A song sung at a Perth music festival has led Edinburgh based singer-songwriter Dean Owens to make a poignant pilgrimage to an Inverness cemetery, to see for the first time the last resting place of his great great grandfather – the lair of the lion tamer.
Dean Owens wrote “Dora” – a track from his latest Nashville-recorded album “Into the Sea” – about his grandmother, Dora Salvona Owens, who grew up in a family circus in Scotland. He told the audience at Perth’s Southern Fried Festival, research into his family tree had revealed his great great grandfather Ambrose Salvona, who founded the circus, was a lion tamer and was buried somewhere in the Highlands.
Ambrose was thought to have come to this country from Italy in the company of a dancing bear, sometime in the late 19th century. The song refers to:
“Somewhere way back there’s a lion tamer/Ambrose and his dancing bear/He’s buried in the Highlands/but we’re not sure where.”
Now he knows – and a hundred year old mystery has been solved. Among Dean’s audience in Perth was a senior cultural manager with High Life Highland, Judi Menabney, whose organisation is responsible – among other things – for archives, registration and family history in Inverness.
Judi said: “Dean reckoned Ambrose was buried in Inverness, so I offered to see if I could track him down.”
On her return to Inverness, Judi told the story to some of her colleagues at the Highland Archive and Registration Centre (HARC), on the banks of the River Ness.
“They were really excited about the idea of finding Ambrose, she says, and they offered to see what they could find out.”
And, sure enough, the team soon discovered the lion tamer’s lair. Ambrose Salvona is buried in Tomnahurich Cemetery, a huge and beautiful burial ground not far from the river, sometimes known as “the Hill of the Fairies”.
The inscription on his tombstone simply reads “In Loving Memory of Ambrose Salvona. Lion Tamer. Died at Inverness 13th October 1917. Aged 88 years.”
And so enthused were the HARC team that they set out to find out more about the mysterious lion tamer. And, in scenes reminiscent of BBC television’s “Who Do You Think You Are”, they came up with a lot more information on the mysterious lion tamer.
“It was great fun investigating Ambrose’s story,” says family historian Anne Fraser. “He turns out to have been a very colourful character – which may not be a surprise – but we have also finished up raising as many questions as we’ve answered.”
What the team have established is that Ambrose was married twice, the father of at least ten children: that he was already around eighty when he came to Inverness, which would have been a major journey even for a young man, back then: and that he seems to have been a much loved character even in the time he spent in his new community apparently far from his family, in his autumn years.
At the end of his life, it’s now known he was admitted to the geriatric hospital facilities in what was then Inverness Poor House – it subsequently became Hilton Hospital and is now a block of residential flats – and died there, a few days later. A procession across the town took him to his final resting place, according to the death notice published in a local newspaper. He was “buried by friends”, according to cemetery records, in a prominent position at Tomnahurich.
But the questions remain. No explanation’s been found for why he travelled to the north in the first place. It’s not clear who the friends were who undertook the costs of his final burial. And, according to various records, he was said to have been born in London or France, though family traditions insist he came to this country from Parma in Italy.
“There’s still some detective work to be done on Ambrose’s story,” says Judi Menabney. “Many people don’t realise that this is a service we can offer, but it’s been a pleasure finding out what we could for Dean about his lion taming ancestor.”

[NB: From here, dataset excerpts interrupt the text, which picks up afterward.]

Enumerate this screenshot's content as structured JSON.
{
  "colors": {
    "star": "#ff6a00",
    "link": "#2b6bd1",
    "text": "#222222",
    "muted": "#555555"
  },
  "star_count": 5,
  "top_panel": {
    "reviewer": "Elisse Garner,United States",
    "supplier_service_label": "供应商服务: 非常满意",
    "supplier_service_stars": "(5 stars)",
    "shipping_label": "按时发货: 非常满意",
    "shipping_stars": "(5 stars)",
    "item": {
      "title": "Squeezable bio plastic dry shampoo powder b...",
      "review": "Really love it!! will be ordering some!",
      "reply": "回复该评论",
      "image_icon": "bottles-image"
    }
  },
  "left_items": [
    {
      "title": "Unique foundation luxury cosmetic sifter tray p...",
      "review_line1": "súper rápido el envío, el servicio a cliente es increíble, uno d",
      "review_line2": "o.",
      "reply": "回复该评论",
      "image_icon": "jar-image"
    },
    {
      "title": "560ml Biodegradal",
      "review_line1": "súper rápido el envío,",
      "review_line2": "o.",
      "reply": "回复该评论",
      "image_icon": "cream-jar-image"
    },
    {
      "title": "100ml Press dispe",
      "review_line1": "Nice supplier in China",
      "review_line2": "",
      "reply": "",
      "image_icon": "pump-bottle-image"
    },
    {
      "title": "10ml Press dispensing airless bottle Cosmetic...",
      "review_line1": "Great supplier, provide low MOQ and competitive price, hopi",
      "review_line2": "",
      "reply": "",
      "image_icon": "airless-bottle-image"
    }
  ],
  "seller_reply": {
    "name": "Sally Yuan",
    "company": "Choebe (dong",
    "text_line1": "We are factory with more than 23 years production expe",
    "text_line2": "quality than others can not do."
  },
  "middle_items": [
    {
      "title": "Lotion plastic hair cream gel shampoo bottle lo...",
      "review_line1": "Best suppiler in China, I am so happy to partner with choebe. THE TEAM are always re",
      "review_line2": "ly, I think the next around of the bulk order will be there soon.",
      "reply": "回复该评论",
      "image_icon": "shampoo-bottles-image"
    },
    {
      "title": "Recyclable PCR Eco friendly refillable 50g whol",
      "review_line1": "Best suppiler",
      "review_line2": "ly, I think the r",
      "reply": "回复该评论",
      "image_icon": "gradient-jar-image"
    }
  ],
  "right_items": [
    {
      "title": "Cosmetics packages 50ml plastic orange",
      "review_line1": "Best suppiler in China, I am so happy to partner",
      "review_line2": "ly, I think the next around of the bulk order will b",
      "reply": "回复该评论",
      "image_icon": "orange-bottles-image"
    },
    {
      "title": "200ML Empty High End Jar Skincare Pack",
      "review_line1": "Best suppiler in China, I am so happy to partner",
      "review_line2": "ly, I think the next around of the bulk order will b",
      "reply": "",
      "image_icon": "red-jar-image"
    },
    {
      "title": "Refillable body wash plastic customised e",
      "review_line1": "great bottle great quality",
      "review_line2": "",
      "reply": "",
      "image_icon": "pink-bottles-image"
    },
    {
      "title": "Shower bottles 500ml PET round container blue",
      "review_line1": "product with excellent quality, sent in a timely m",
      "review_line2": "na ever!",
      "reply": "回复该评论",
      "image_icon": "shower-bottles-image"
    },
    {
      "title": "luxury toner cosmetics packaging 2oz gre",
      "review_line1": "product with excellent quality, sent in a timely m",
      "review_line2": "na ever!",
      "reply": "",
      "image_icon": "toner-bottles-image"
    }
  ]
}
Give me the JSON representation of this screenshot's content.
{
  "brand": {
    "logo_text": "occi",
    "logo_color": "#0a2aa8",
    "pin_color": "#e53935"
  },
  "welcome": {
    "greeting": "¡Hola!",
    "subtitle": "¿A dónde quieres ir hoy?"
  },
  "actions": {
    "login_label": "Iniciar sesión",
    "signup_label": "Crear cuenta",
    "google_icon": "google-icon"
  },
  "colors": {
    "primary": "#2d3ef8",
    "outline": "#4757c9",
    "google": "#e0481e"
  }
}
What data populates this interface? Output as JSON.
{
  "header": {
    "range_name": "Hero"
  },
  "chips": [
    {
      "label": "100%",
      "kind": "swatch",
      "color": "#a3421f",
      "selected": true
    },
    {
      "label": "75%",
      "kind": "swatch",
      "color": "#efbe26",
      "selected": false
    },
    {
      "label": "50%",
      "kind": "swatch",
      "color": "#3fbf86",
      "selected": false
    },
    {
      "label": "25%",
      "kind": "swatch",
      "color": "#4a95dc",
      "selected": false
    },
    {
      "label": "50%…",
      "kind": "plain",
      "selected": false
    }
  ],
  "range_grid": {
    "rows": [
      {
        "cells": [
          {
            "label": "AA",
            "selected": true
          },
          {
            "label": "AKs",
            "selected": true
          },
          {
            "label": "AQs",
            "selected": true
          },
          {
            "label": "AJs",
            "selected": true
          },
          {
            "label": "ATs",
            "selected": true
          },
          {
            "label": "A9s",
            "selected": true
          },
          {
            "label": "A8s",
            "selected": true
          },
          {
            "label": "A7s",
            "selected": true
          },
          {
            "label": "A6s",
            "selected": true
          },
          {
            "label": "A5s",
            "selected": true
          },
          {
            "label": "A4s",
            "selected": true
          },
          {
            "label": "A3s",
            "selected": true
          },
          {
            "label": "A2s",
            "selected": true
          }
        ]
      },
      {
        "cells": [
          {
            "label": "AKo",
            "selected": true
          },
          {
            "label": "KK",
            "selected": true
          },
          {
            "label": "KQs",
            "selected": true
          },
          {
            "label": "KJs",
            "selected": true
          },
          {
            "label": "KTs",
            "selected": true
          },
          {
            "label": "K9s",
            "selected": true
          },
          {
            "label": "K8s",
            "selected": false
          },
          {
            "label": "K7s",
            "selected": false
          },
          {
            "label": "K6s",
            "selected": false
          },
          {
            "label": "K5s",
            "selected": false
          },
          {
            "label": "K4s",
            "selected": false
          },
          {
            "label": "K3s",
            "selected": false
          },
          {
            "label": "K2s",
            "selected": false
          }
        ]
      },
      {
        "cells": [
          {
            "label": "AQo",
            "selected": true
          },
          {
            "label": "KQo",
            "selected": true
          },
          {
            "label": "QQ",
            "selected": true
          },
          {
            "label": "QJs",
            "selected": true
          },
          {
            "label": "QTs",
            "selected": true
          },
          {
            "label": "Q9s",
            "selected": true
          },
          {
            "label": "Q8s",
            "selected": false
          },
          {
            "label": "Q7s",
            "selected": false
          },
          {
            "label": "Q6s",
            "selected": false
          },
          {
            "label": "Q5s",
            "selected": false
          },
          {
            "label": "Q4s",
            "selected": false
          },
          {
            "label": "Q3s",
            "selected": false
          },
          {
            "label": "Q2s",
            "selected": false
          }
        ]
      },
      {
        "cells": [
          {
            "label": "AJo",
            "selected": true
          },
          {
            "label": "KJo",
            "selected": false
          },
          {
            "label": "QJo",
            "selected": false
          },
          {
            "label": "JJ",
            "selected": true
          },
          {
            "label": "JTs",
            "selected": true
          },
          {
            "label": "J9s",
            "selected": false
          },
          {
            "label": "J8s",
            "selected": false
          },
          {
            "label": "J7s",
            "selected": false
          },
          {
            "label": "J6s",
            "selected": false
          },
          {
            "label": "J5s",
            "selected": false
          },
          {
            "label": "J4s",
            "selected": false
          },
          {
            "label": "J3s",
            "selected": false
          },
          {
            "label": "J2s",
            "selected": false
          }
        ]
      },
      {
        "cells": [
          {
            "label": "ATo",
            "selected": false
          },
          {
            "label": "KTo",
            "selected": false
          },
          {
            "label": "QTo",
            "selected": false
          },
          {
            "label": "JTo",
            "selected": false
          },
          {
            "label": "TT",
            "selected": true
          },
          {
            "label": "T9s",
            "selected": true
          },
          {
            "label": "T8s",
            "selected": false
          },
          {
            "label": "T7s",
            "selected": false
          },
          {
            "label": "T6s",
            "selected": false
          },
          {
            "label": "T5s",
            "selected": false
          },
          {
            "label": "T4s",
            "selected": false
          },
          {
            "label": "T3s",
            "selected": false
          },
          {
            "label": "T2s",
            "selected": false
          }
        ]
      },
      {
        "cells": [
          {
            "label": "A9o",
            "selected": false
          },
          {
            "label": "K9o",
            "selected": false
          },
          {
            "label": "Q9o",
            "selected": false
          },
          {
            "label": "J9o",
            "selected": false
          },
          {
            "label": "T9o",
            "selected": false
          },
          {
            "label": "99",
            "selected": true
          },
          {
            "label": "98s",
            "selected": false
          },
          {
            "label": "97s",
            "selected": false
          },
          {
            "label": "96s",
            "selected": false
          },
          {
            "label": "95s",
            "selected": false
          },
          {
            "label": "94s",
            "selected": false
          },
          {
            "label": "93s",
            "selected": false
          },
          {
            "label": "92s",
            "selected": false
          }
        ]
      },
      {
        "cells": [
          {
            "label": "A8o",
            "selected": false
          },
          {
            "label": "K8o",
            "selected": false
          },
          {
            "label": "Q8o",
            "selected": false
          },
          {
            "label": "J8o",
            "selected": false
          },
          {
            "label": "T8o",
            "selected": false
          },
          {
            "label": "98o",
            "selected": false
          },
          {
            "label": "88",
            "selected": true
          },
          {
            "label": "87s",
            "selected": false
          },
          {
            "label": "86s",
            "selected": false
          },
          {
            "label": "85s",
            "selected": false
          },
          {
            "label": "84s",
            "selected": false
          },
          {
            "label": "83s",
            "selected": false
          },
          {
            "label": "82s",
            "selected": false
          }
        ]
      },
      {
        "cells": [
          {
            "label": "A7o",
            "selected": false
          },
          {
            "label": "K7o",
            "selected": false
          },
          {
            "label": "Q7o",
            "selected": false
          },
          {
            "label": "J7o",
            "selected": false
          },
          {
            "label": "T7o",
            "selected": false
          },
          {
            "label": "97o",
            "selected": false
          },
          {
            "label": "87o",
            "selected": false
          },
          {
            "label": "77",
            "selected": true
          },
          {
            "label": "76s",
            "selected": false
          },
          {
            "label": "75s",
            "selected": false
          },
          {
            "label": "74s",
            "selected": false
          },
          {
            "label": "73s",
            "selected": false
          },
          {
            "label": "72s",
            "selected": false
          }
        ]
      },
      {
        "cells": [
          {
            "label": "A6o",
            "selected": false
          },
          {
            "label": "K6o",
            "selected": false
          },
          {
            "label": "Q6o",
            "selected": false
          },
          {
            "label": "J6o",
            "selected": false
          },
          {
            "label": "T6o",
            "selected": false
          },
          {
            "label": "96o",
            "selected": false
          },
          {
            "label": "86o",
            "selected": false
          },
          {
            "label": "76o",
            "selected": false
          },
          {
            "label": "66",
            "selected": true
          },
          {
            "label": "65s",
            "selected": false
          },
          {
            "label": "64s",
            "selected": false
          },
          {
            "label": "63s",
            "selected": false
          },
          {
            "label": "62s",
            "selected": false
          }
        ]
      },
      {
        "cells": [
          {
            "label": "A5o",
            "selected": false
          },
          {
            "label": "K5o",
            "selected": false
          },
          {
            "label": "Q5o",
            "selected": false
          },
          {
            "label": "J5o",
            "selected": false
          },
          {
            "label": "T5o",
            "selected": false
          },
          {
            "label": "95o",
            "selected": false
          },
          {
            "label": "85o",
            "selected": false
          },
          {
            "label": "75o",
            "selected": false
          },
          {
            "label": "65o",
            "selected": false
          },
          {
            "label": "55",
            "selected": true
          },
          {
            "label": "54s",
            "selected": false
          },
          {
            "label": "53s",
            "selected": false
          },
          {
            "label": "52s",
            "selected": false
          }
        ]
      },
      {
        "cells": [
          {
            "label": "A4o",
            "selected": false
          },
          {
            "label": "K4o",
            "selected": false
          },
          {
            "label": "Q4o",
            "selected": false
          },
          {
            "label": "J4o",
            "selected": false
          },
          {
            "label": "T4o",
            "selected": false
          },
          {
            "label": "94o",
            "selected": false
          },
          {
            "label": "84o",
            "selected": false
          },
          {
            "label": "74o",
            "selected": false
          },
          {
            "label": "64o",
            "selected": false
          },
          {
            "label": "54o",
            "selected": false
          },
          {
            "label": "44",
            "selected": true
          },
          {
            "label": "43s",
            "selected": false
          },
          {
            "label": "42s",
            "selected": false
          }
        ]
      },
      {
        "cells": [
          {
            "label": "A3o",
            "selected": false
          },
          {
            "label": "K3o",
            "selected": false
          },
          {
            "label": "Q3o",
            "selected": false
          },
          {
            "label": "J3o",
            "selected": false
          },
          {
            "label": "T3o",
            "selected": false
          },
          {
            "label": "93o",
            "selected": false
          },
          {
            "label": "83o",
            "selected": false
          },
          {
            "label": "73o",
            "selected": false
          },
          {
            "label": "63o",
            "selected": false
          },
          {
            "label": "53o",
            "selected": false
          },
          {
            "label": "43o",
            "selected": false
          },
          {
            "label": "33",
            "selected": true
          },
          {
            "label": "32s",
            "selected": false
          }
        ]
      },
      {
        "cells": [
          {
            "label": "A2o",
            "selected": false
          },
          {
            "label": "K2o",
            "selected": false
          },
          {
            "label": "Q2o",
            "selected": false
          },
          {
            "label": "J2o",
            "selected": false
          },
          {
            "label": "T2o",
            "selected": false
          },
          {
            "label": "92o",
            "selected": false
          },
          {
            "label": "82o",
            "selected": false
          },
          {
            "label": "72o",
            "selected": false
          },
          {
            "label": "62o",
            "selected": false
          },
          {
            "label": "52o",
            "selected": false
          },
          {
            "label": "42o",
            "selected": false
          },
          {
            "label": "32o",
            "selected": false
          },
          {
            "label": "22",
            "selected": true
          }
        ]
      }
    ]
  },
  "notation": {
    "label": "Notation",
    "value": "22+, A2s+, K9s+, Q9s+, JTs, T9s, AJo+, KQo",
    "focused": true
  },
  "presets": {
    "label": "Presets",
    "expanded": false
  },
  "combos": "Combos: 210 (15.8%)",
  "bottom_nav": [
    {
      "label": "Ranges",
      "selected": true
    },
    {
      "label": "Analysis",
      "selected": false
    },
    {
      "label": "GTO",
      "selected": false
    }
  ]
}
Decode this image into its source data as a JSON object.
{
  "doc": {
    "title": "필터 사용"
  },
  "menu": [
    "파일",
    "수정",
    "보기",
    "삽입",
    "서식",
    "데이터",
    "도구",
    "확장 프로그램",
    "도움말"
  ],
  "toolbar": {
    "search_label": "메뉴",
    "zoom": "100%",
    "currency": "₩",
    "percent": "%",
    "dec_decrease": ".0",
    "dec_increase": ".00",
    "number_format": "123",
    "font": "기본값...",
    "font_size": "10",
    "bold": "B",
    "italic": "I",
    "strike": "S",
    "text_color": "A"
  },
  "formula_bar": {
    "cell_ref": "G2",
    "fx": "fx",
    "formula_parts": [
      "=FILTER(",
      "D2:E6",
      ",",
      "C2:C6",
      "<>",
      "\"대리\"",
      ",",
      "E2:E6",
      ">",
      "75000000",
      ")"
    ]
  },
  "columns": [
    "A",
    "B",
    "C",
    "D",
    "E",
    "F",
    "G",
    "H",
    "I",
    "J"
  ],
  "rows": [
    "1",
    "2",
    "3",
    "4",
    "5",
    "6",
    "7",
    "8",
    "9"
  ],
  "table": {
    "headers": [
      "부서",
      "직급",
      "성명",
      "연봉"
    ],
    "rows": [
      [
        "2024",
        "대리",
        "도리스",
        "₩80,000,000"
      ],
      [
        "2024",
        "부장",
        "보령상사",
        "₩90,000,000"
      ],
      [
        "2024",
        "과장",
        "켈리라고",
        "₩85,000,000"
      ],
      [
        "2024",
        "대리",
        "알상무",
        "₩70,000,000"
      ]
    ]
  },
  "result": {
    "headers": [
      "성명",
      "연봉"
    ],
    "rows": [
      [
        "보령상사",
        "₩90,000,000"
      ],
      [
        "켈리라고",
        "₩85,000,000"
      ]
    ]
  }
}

Dean Owens – accompanied by his father, George – has now finally visited the grave where Ambrose was buried by his Inverness friends. “I can’t believe the final resting place of my great great grandfather has been found. I’m very grateful to Judi, Anne and their colleagues for all the work they’ve put into discovering his story,” he says. “I’m delighted they want to use it and my song Dora – which started the search – in their own presentations.”
“You really don’t know what’s up there, way up in the family tree. And maybe there’s another song in that”.